The corrosive effect of such cases and the media’s reporting of them can be expected to damage public trust and confidence in the police and to affect the legitimacy they need to operate. When taken against the wider international context of “data-gate” and the Snowden revelations²⁵ of how governments have been using Big Data analytics and high-tech information and communications technology monitoring capabilities, this reduced trust and confidence represents a serious impediment to even the lawful and compliant use of Big Data by LEAs in the future particularly as we move into an era of “omniveillance” (Blackman, 2008).

When it comes to Big Data, the higher the stakes, the greater the challenges for LEAs that risk being condemned for not using all available data to prevent terrorist atrocities or cyber-enabled criminality and damned if they do so to the detriment of individual rights and freedoms.

As Polonetsky and Tene (2013) put it: “The NSA revelations crystallized privacy advocates’ concerns of sleepwalking into a surveillance society’ even as decision-makers remain loath to curb government powers for fear of terrorist or cybersecurity attacks.”

One thing seems certain: The continued expansion of Big Data capability will inflate the correlative dilemmas it presents to our LEAs.
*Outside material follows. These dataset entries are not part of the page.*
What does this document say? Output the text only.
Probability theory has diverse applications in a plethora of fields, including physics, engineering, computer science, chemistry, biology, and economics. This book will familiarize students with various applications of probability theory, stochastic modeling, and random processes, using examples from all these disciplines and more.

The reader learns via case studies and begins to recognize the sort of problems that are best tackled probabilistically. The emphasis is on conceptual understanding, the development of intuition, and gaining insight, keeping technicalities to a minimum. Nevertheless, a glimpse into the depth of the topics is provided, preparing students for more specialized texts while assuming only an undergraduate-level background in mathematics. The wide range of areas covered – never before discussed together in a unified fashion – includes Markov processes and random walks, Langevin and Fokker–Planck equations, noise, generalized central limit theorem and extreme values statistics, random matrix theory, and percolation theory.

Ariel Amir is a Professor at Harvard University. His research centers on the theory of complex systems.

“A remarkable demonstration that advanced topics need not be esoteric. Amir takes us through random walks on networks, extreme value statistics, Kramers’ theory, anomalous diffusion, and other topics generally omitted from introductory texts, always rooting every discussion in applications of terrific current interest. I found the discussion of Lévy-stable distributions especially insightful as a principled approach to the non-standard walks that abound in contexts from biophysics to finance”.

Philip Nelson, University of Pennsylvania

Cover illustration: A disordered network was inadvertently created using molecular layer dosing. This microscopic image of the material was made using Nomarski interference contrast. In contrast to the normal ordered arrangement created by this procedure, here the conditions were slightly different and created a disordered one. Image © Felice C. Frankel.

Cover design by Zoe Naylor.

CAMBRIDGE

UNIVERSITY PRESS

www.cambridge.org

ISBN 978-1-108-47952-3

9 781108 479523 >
The resolution of the dilemmas of Big Data for LEAs—and by extension, for their partners in key areas such as safeguarding, fraud prevention, and the proper establishment of the rule of law in cyberspace—will be as much a challenge for the law as the technology. The dilemmas for LEAs are but one example of how our legal systems and principles need to catch up with the practices of their citizens’ lives. It will need a new breed, a form of lex veneficus,²⁶ perhaps, to work alongside the technical wizards who have set the height of the Big Data bar.